In attempting to set down my impressions of the “Early Days of Dandenong,” I am fully aware of the difficulties I am liable to encounter, the errors I most probably will make, and the multiplicity of other shortcomings my readers will discover if they venture to follow me in my wanderings along the back track to the days when Dandenong was a very small spot upon the map. And, another most important matter, and one that it is extremely likely there will be some argument over, is the question of age, and what really constitutes the “Early Days” of any place.

The boys and girls now growing up can have no personal idea of what the town looked like in those early times, say, beyond 50 years ago, so I think that if I ramble along from the earliest times, and conclude my scribblings with the erection of the latest building in Lonsdale street, or some other equally important event, I will have told all, or nearly all, about the growth of the town from the time during which the original buildings on the main street were erected, occupied, and were gradually superseded by new and much finer edifices, and almost all the earlier landmarks had vanished, until, say, 1880 or there-abouts.

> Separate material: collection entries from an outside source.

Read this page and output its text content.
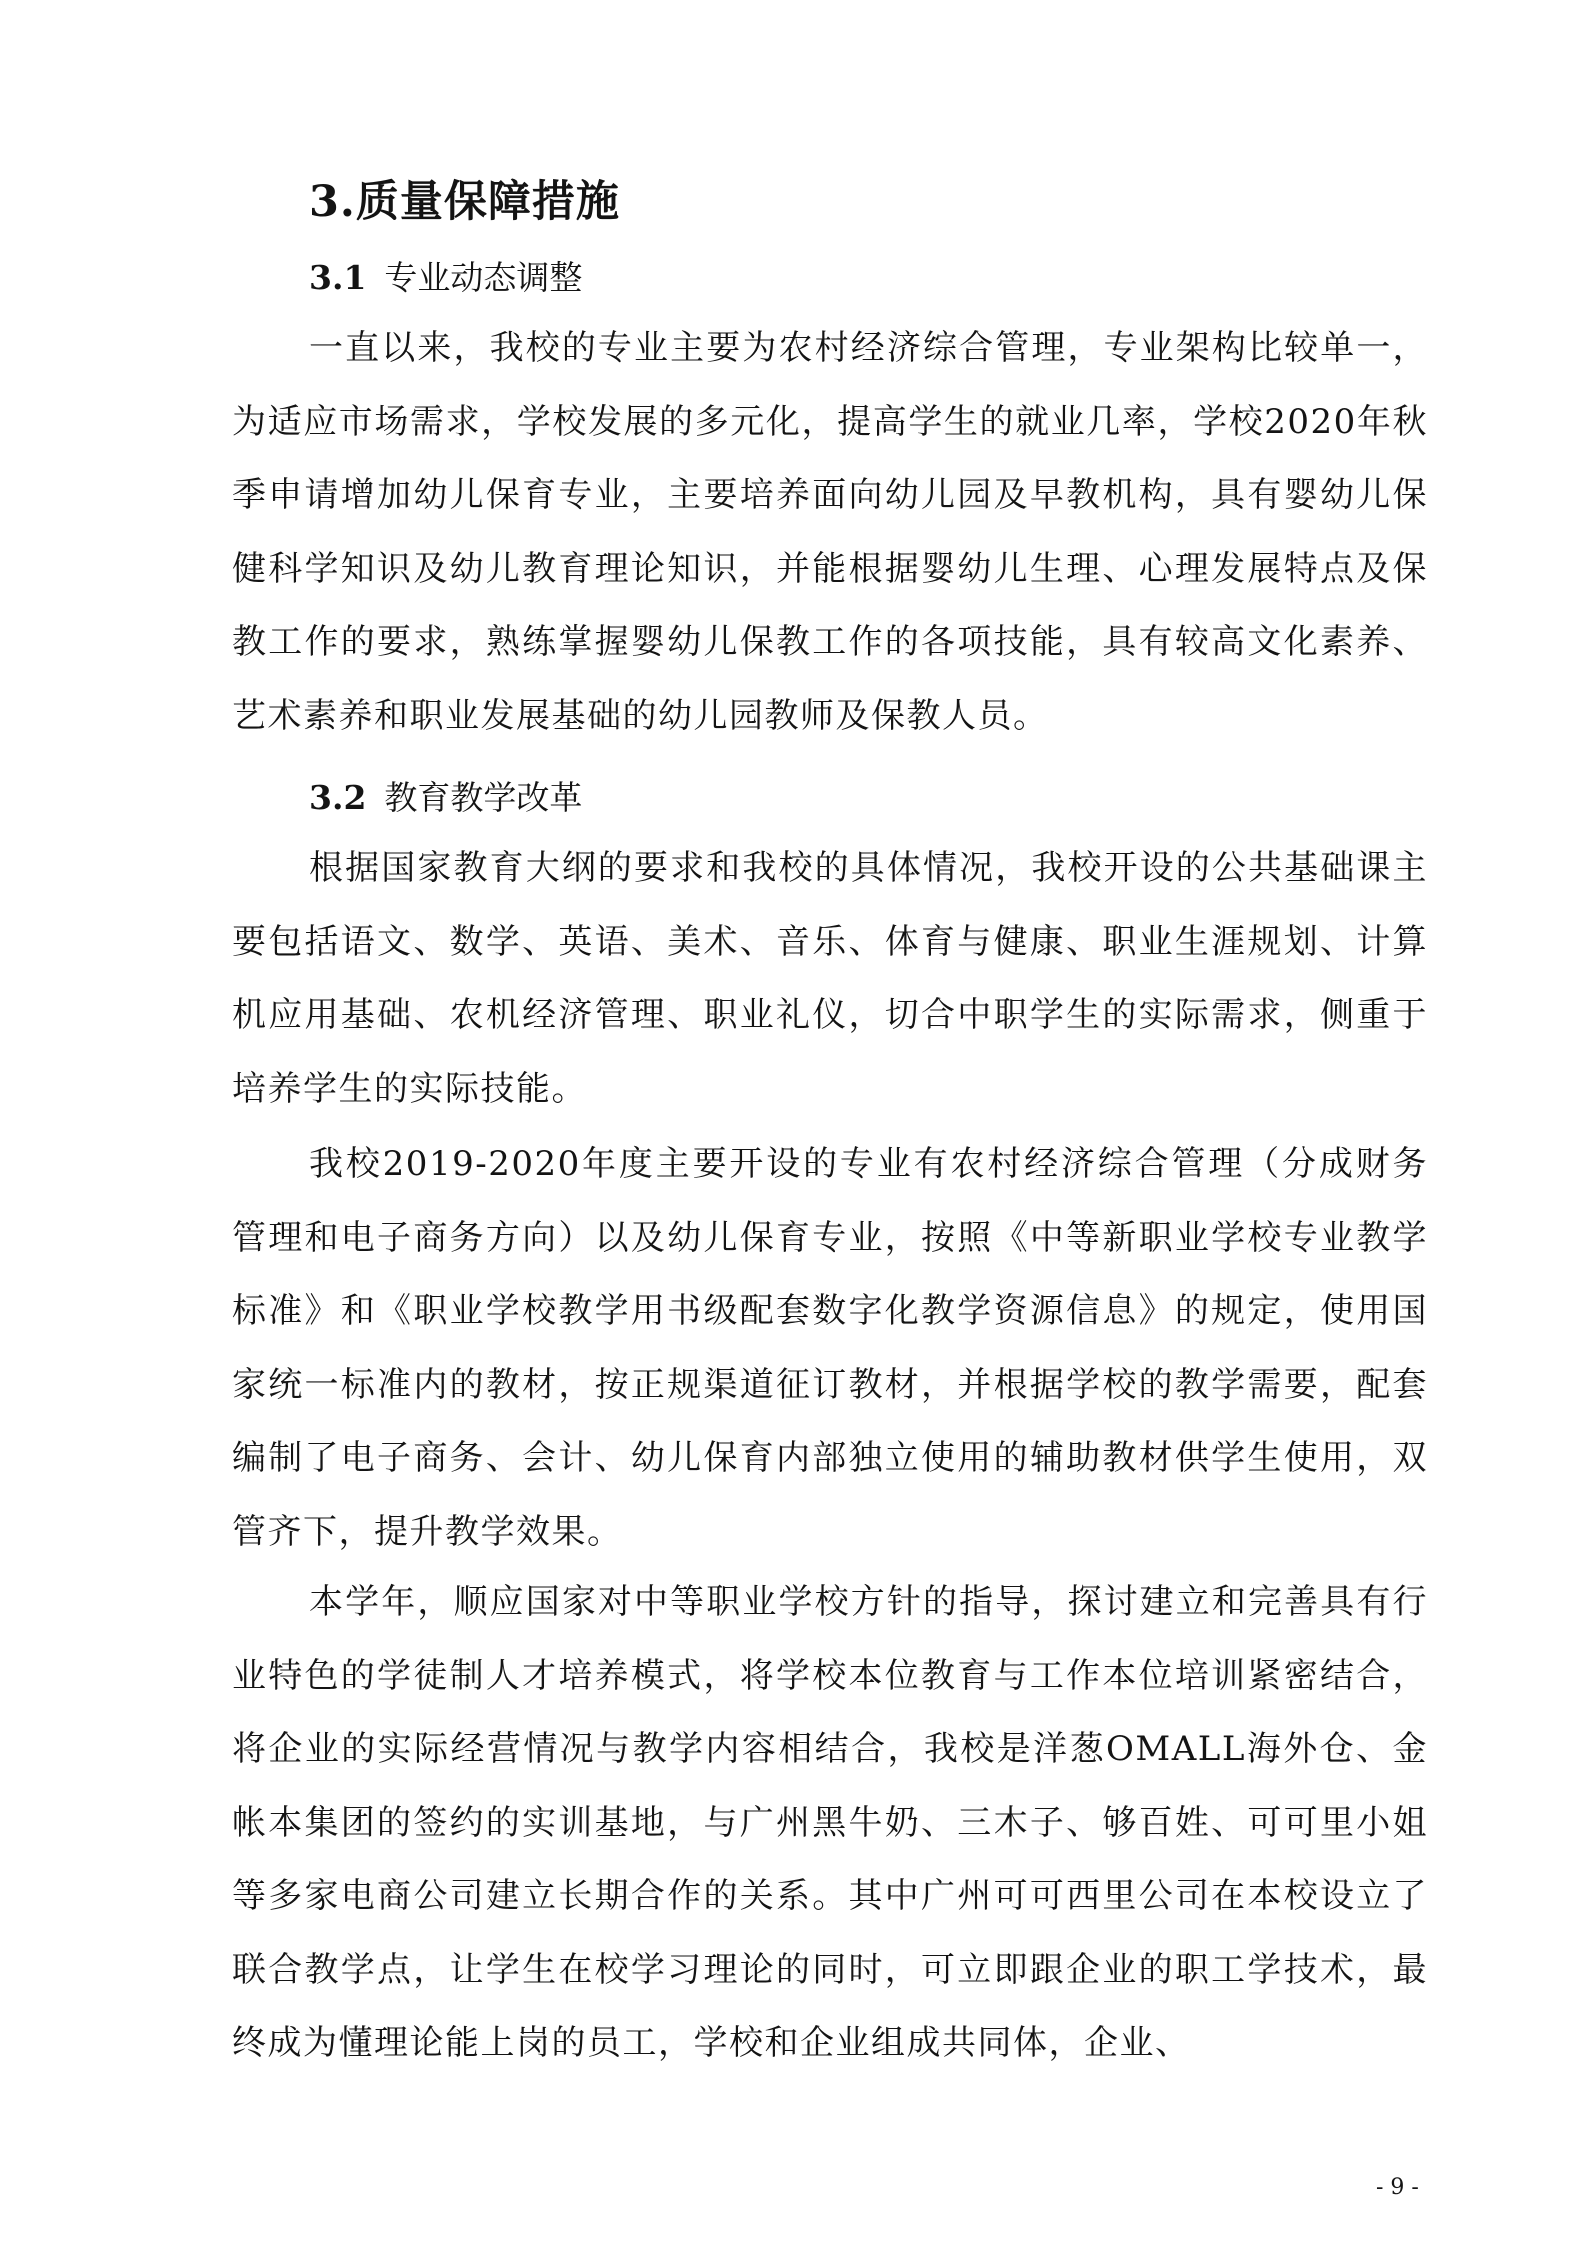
3.质量保障措施
3.1 专业动态调整

一直以来，我校的专业主要为农村经济综合管理，专业架构比较单一，为适应市场需求，学校发展的多元化，提高学生的就业几率，学校2020年秋季申请增加幼儿保育专业，主要培养面向幼儿园及早教机构，具有婴幼儿保健科学知识及幼儿教育理论知识，并能根据婴幼儿生理、心理发展特点及保教工作的要求，熟练掌握婴幼儿保教工作的各项技能，具有较高文化素养、艺术素养和职业发展基础的幼儿园教师及保教人员。

3.2 教育教学改革

根据国家教育大纲的要求和我校的具体情况，我校开设的公共基础课主要包括语文、数学、英语、美术、音乐、体育与健康、职业生涯规划、计算机应用基础、农机经济管理、职业礼仪，切合中职学生的实际需求，侧重于培养学生的实际技能。

我校2019-2020年度主要开设的专业有农村经济综合管理（分成财务管理和电子商务方向）以及幼儿保育专业，按照《中等新职业学校专业教学标准》和《职业学校教学用书级配套数字化教学资源信息》的规定，使用国家统一标准内的教材，按正规渠道征订教材，并根据学校的教学需要，配套编制了电子商务、会计、幼儿保育内部独立使用的辅助教材供学生使用，双管齐下，提升教学效果。

本学年，顺应国家对中等职业学校方针的指导，探讨建立和完善具有行业特色的学徒制人才培养模式，将学校本位教育与工作本位培训紧密结合，将企业的实际经营情况与教学内容相结合，我校是洋葱OMALL海外仓、金帐本集团的签约的实训基地，与广州黑牛奶、三木子、够百姓、可可里小姐等多家电商公司建立长期合作的关系。其中广州可可西里公司在本校设立了联合教学点，让学生在校学习理论的同时，可立即跟企业的职工学技术，最终成为懂理论能上岗的员工，学校和企业组成共同体，企业、

- 9 -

In addition to my own impressions, I am indebted to quite a number of old friends for help in fixing the incidents and descriptions of the earliest activities of the pioneers in their building up of the town and district of Dandenong. Also, I am deeply in the debt of officials of various public departments through which I wandered gleaning here and there scraps of information on this and that subject. Officials in these departments must have thought me a queer fish, bothering them with seemingly irelevant questions; but in no instance did I meet with discourtesy or rebuff, all doing their best to “see me through” the departments of which they were in charge, and going to no end of trouble to help me in my quest for dates and other information to help in the verification of details of incidents related to me by those of a generation all too swiftly passing away.

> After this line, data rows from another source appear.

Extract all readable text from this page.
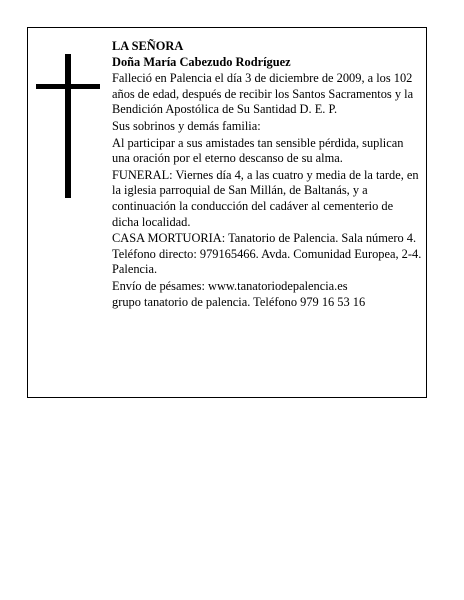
LA SEÑORA

Doña María Cabezudo Rodríguez

Falleció en Palencia el día 3 de diciembre de 2009, a los 102 años de edad, después de recibir los Santos Sacramentos y la Bendición Apostólica de Su Santidad D. E. P.

Sus sobrinos y demás familia:

Al participar a sus amistades tan sensible pérdida, suplican una oración por el eterno descanso de su alma.

FUNERAL: Viernes día 4, a las cuatro y media de la tarde, en la iglesia parroquial de San Millán, de Baltanás, y a continuación la conducción del cadáver al cementerio de dicha localidad.

CASA MORTUORIA: Tanatorio de Palencia. Sala número 4. Teléfono directo: 979165466. Avda. Comunidad Europea, 2-4. Palencia.

Envío de pésames: www.tanatoriodepalencia.es

grupo tanatorio de palencia. Teléfono 979 16 53 16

But what an opportunity I missed when, as a boy, I hunted, fished and skylarked around the country, instead of settling down, as I then had opportunity of doing; the tales of the old pioneers, and of their early struggles against the primitive bush, and other equally interesting events, and so given readers of today columns upon columns of history it is now beyond reason to hope will ever be detailed. But perhaps there may be those who, scanning these reminiscences, will be able to supplement or amend them in some manner. I sincerely hope so, even to the extent of a friendly controversy; and, if it be so, there might be an opportunity for the publication of a “second edition” — that is, if the printing machines can stand the strain, and subscribers are not driven out of their minds reading my laborious attempt at recording ancient history.